Hi folks! It may seem as if I’ve disappeared, but really what happened is that I screwed up my settings, so none of my 20 whole subscribers (thanks, by the way) have been notified of new cartoons. Also, I’ve been working on a book and contributing to another page, The Austinot. Please bear with me while I try getting things back in order. Sincere apologies if you receive this message more than once.
If you are new to Austin, you might not be familiar with our winter ways. Never fear, because I am here to help. When the local forecast calls for snow, that means there’s a 97% chance it won’t snow. Regardless, I would encourage you to prepare for a natural disaster, because at a certain point, whether or not it snows becomes irrelevant. The National Weather Service has nudged the snow cornice, and it’s too late to stop the impending avalanche.
Here’s what you should expect in the coming days:
- Children will stay up all night looking out their windows for signs of snow.
- Adults will stay up all night looking at their weather apps for signs of snow.
- Parents and children alike will study the local news stations with fingers crossed, waiting to hear if school will be cancelled. It should be noted that parents’ fingers may be crossed for different reasons than those of their children.
- Local meteorologists across all networks will experience a phenomenon known as a “snowgasm.” If the weather makes national news, prepare for multiple snowgasms.
- All the grocery stores will run out of everything. If you choose to stock up on supplies for the 3% chance of waking up with a thin layer of frost on your windshield, I recommend wearing protective gear. It can get pretty ugly in the toilet paper aisle.
- If it rains but does not freeze, people will pretend the rain is sleet and drive accordingly.*
- Plan on recording all your favorite TV shows, as they will be preempted by local news stations showing off their latest ice graphics.
- In the unlikely chance it snows, you will want to dust off all your winter gear, including (but not limited to) coats, boots, moisture-wicking long underwear, neck gators, face masks, snowshoes, snow blowers, St. Bernards and plastic trays (for sliding down Murchison hill).
- If you hail from the south, be sure to investigate the brick-lined hole in the wall where you store your scented candles and National Geographic magazines. There’s a strong possibility this is a fireplace. I highly recommend searching online for instructions on how to use it, because anyone from Austin who claims to know how to work one of those things is a liar. (I’m pretty sure there’s something called a flue that you’re supposed to close up tight to keep all the warmth in, but you should probably call your cousins in New Jersey just to be safe.)
- Make a giant batch of chili (with beans).**
So if you find yourself confused about what to do to prepare for the upcoming disappointment we locals call a “snow day,” feel free to contact me at any hour. I’m sure to be awake, waiting for snow.
*Sometimes the only way to tell if the terrible drivers around you are responding to rain, snow, ice, pollen, pet dander or asphalt under their tires is to check out the facial expressions of the children in the back seat.

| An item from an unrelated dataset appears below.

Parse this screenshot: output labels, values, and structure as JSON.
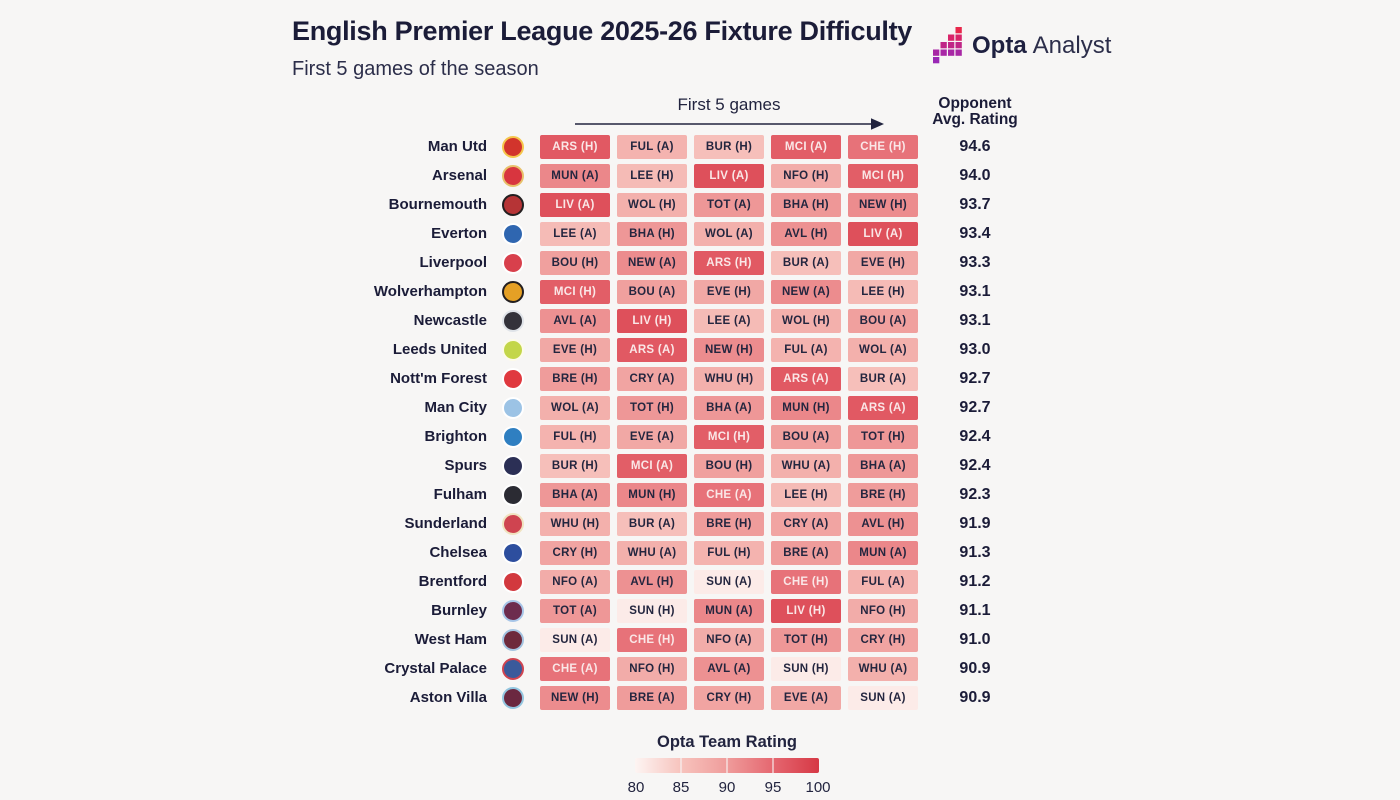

**It has been brought to my attention that Texans do not believe in putting beans in chili. Before things get ugly, let me clarify. I meant to suggest that beans would induce tooting, which would warm both you and your loved ones. In retrospect, it was offensive of me to suggest such a crude act. Mixing chili and beans is blasphemous in these parts. Separation of church and state might not be important to Texans, but goddamnit, don’t you go putting beans near my chili. Oh, and farting on your loved ones isn’t nice—it’s hilarious.